Sunday, October 28, 2007

Launch a Crusade

The fastest companies have causes that they use to launch crusades. In It's Not the Big That Eat the Small...It's the Fast That Eat the Slow: How to Use Speed as a Competitive Tool in Business, Jason Jennings and Laurence Haughton write about launching crusades.

Causes Over Visions
Jennings and Haughton contrast the definition of a cause with a vision:

  • Cause - that which gives rise to an action, a motive, a principle, a belief, or purpose.
  • Vision - someting perceived in a dream, trance, spell or stupor; something supernaturally revealed to a prophet.
Example Causes
Jennings and Haughton share example causes:

  • Charles Schwab - "To be the most ethical and useful financial services company in the world."
  • AOL - "To build a global medium as central to people's lives as the telephone or television, only more useful."
  • Hotmail - "To revolutionize and democratize communications."
  • Clear Channel - "Creating value for the shareholder."
  • Telepizza - "Creating a world of Telepizza citizens."
Where Do Causes Come From
Jennings and Haughton write:

"Unlike missions and visions, which are generally created by commitees and sufficiently watered down to please everyone, offend nobody, and motivate no
one, a cause comes from a defining moment in a leader's life."

Criteria for a Cause
Jennings and Haughton found eight criteria that were common to the causes of companies that consistently demonstrated an ability to get to market faster than their rivals:

  • Causes are never goals.
  • Causes big enough for crusades come from the heart.
  • The best causes are big, bold, and aspirational.
  • Causes are inclusive.
  • Causes aren't just about profit.
  • Big causes have an aha! effect.
  • A cause needn't be credible to the outside world.
  • Causes are expressed in few words. Disney's was building a place to "make people happy."

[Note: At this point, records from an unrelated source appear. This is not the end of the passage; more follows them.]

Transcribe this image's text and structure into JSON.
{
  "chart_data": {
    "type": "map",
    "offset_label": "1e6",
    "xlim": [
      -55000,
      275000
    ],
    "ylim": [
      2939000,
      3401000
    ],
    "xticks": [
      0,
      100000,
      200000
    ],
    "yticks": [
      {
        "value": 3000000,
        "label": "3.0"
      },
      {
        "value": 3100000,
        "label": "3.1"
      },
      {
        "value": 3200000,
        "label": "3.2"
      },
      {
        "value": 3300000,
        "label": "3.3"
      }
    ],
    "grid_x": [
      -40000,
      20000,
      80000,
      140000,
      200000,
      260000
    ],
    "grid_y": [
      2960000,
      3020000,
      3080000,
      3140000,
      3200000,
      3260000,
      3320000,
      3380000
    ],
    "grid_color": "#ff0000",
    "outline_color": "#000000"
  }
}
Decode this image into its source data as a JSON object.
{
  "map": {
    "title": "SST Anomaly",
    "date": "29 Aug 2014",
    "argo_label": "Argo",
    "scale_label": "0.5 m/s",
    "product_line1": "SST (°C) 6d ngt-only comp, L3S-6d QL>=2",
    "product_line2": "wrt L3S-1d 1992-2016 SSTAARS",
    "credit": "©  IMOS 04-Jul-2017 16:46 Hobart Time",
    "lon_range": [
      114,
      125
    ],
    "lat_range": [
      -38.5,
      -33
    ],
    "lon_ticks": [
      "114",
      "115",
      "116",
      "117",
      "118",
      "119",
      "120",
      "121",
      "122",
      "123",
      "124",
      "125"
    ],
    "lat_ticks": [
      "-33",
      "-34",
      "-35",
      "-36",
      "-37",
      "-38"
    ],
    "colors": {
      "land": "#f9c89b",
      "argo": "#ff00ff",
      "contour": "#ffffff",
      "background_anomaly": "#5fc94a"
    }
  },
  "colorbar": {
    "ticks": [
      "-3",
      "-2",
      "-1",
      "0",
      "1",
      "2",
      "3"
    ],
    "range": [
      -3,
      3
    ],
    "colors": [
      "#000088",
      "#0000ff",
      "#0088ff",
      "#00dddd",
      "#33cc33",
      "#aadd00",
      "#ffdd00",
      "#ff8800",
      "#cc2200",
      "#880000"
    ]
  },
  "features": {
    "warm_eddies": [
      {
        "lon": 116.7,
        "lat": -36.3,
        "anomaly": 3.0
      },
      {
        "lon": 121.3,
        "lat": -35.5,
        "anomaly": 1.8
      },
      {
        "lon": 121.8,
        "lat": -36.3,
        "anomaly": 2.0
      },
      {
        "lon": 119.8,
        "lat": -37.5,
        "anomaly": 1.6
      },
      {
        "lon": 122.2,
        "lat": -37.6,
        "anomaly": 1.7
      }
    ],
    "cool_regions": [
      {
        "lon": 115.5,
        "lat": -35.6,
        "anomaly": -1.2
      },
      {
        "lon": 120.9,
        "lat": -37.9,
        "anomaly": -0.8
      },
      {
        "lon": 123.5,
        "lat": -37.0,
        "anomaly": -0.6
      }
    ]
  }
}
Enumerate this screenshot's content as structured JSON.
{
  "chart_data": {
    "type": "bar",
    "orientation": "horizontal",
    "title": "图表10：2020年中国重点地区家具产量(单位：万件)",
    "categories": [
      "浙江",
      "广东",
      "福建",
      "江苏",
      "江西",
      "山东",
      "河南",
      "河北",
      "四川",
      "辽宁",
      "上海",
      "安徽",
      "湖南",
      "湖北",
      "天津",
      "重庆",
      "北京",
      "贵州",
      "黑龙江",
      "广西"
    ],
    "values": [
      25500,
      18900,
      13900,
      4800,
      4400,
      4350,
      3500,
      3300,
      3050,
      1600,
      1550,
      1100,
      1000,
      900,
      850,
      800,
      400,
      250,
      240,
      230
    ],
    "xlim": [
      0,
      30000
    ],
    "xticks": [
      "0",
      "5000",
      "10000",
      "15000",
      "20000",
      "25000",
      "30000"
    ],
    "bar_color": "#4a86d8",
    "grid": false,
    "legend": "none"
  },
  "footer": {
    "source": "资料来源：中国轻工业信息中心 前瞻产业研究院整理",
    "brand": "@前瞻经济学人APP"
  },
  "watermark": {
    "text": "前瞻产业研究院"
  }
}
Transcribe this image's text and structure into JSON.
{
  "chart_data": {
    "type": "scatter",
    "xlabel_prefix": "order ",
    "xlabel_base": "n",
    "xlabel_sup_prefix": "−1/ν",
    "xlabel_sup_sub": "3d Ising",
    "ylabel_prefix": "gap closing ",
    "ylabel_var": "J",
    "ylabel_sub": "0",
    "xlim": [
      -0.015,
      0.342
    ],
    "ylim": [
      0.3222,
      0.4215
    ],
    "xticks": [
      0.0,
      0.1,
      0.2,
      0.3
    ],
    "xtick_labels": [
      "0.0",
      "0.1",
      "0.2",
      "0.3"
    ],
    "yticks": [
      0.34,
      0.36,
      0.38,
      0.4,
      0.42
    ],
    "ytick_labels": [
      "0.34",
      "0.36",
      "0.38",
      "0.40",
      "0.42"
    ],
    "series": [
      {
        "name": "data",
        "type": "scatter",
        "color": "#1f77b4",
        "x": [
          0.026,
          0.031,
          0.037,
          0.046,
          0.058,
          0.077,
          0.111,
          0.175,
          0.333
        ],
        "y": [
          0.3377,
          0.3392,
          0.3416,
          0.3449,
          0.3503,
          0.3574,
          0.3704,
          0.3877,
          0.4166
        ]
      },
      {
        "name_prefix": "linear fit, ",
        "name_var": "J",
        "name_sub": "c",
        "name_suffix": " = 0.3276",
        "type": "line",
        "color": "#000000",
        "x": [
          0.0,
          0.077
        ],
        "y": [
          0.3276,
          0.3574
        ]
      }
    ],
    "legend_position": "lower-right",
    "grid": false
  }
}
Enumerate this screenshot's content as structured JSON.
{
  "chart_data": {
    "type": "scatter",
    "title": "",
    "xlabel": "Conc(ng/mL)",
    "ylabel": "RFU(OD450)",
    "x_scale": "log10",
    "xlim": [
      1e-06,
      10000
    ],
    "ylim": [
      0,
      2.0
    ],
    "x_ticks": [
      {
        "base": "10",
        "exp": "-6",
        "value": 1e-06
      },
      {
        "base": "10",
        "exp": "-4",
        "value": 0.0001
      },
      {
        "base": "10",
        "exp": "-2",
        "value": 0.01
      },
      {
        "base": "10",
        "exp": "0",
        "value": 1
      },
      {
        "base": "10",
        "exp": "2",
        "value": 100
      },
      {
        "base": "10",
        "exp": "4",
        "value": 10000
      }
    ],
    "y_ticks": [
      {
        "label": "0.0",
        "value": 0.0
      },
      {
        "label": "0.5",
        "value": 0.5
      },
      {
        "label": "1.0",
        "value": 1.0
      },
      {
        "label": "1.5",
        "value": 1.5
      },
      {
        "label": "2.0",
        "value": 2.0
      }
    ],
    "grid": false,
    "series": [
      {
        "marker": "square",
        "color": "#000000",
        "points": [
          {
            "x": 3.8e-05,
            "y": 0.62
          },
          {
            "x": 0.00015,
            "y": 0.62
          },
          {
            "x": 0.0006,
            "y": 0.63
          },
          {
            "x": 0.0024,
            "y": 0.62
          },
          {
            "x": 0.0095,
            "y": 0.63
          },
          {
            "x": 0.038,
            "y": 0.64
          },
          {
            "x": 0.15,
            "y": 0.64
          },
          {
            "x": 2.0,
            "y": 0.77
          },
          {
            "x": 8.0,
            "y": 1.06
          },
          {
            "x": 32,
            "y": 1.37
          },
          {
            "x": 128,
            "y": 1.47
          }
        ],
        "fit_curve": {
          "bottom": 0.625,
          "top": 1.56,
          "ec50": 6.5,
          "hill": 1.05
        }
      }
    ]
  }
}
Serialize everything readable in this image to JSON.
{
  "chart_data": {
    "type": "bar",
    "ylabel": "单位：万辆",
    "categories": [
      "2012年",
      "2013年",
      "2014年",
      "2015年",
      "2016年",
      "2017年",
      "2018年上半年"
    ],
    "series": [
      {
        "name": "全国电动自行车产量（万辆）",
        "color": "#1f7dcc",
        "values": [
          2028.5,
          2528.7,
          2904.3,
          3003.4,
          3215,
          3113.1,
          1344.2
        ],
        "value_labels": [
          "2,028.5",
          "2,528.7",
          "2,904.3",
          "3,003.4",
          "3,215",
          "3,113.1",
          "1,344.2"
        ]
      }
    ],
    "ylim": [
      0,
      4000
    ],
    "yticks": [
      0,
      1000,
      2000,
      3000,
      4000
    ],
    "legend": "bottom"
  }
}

Turning Causes into a Crusade
Visions and missions often fail to achieve the desired objective. Discovering and creating a cause, and turning it into action is a replicable model, but it's more than hanging a plague on a wall. Jennings and Haughton write the eight steps that successful companies do:

  • The leader/founder/CEO must live the cause.
  • Those around the leader must also live the cause.
  • All key executives and managers must be seen as living the cause.
  • Everyone is invited to join the crusade.
  • Those not joining the crusade are invited to leave.
  • Reward activities that advance the crusade and punish those that don't.
  • Constantly celebrate the cause and crusade.
  • Eventually, the cause and crusade become the reason for existence.
Key Take Aways
In my experience, I would agree that a compelling "why" or purpose matters more than the actual "what" or vision. "Why" is ultimately the motivation. Whether or not a vision is compelling depends on how compelling the "why" actually is.